How to announce new optional dependencies? [was: What KDE would like distributions to do]

Heiko Becker heirecka at exherbo.org
Fri Mar 25 16:22:53 GMT 2016


Hello,

On 03/22/16 10:07, Richard Brown wrote:
> On Tue, 2016-03-22 at 03:31 +0100, Matthias Klumpp wrote:
>> One way to ensure new options get noticed is to enable them by
>> default
>> and make cmake fail in case they're not supported and - in that case
>> -
>> have the user explicitly disable them.
>> With that, the *BSDs will have a couple of -DFROBNICATE=OFF lines in
>> their package build scripts, but it also is immediately obvious that
>> way which features they should ideally implement. And for Linux,
>> distributions will investigate the build failure, find the missing
>> depndency or other requirement and rather satisfy it instead of
>> disabling the feature (and again, in that case we would have a
>> visible
>> flag in the build script).
>>
>> It does make cmake scripts a bit more complex, but I think that's
>> absolutely manageable.

> 
> Luca already expressed our displeasure with having to dig around cmake
> results to figure out what additional dependencies are required

This is something I really disagree with.
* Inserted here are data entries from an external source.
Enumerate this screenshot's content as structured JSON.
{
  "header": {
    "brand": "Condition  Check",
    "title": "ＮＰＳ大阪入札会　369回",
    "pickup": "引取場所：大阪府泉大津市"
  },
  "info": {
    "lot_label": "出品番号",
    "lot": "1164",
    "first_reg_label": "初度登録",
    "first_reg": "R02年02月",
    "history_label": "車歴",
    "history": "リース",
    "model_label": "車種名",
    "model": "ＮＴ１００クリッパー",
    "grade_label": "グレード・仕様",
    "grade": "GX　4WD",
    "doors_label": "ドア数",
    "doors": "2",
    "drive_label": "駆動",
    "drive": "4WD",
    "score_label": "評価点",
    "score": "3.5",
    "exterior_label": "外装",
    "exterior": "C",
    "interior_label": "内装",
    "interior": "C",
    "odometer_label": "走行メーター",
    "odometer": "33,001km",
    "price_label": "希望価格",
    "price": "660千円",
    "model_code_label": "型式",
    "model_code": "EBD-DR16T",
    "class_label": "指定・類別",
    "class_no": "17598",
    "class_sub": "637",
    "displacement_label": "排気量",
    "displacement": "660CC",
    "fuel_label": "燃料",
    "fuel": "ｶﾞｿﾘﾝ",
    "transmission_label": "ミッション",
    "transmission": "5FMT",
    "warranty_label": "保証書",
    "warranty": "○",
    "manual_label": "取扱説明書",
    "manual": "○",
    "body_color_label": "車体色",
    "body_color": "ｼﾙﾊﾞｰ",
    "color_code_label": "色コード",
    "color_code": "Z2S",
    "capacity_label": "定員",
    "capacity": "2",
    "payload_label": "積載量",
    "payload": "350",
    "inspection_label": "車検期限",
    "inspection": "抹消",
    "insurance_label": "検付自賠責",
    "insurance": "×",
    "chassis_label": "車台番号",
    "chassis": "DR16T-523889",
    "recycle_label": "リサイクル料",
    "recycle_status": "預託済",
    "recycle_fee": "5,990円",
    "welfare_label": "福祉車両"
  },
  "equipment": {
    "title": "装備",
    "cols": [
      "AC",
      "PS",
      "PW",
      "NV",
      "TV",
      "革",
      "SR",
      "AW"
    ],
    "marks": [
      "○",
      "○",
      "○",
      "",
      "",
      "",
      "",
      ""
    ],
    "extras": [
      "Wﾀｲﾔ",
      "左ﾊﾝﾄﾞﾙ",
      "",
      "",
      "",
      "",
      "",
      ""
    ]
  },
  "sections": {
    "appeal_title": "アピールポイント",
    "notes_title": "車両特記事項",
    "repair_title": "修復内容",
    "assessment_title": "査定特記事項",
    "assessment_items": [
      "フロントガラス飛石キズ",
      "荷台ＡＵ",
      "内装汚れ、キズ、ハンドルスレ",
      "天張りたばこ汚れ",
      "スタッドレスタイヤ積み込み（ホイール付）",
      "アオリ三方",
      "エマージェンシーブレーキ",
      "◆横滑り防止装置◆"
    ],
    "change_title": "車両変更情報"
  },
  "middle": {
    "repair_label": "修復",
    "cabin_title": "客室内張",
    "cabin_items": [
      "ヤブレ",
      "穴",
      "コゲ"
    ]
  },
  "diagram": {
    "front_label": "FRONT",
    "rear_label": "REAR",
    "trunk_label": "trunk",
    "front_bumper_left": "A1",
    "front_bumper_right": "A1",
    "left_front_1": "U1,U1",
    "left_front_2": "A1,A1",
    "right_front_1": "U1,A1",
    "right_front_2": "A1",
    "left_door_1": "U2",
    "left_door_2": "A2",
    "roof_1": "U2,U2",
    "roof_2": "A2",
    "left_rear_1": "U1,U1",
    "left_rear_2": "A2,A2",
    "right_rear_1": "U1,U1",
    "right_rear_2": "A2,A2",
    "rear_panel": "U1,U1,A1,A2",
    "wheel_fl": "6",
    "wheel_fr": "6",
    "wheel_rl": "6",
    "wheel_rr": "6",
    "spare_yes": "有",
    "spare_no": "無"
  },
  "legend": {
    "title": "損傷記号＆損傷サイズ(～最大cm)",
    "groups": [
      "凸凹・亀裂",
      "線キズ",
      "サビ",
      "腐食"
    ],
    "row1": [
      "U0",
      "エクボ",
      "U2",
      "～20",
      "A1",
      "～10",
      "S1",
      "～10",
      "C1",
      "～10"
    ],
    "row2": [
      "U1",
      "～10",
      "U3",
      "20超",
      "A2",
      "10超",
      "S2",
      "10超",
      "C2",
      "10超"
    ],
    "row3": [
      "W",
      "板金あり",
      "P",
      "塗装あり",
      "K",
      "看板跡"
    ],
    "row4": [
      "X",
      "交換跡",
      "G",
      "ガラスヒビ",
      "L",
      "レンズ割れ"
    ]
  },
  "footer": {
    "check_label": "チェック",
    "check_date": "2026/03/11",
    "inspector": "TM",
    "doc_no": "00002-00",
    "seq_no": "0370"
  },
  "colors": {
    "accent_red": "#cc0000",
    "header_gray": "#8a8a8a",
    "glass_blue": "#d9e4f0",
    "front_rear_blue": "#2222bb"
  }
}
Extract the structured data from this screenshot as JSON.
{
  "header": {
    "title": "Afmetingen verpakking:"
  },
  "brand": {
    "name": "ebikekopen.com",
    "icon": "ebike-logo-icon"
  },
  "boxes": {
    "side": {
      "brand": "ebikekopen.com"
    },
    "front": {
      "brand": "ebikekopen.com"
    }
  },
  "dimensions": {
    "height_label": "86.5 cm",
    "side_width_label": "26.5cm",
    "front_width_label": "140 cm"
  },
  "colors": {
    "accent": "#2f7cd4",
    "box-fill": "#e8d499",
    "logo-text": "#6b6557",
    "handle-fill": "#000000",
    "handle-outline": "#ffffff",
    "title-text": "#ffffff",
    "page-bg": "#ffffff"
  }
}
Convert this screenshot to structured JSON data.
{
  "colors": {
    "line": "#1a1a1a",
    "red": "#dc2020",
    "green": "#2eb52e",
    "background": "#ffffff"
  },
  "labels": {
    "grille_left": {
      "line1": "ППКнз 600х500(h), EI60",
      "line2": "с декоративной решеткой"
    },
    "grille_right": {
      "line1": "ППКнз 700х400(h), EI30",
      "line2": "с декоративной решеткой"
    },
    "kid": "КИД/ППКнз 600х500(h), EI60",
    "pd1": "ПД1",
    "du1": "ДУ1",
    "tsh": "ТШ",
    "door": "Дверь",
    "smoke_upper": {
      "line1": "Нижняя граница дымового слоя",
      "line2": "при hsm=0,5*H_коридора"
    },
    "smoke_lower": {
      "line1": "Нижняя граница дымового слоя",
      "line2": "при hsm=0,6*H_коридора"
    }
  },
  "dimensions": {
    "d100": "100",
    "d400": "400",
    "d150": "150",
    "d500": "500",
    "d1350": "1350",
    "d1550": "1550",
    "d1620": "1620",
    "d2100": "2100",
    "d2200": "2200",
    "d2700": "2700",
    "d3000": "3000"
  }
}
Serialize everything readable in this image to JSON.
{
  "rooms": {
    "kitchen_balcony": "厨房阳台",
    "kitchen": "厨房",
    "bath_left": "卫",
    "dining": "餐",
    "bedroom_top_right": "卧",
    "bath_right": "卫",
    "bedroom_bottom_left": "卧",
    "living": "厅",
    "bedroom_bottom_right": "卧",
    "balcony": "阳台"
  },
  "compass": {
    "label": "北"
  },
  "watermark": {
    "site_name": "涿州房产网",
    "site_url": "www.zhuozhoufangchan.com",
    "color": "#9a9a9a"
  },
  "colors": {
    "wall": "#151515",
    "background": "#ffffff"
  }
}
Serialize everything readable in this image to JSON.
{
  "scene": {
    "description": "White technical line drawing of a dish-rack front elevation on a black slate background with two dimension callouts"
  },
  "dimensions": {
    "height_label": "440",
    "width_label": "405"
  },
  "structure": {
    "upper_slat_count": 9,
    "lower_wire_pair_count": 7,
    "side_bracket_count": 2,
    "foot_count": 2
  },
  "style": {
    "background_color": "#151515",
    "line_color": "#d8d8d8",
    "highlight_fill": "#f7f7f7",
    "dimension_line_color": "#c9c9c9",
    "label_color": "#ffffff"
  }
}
I have to look at changes in
cmake files anyway, since they are most reliable way to track changes in
dependencies and version requirements. Additionally looking at some
README files is just additional work, or at least unnecessary noise for
me, especially since they tend to become outdated, whereas cmake files
are at least build tested.

As a packager of a source based distro, I would also like to say that I
welcome a certain, sensible set of options to customize the build
process. I'm not speaking of making support for libpng or SSL optional,
but the optional NetworkManager dependency of plasma-workspace for
example, which avoids pulling in a huge dependecy tree for some people
with little gain for them. Thank you for already doing that.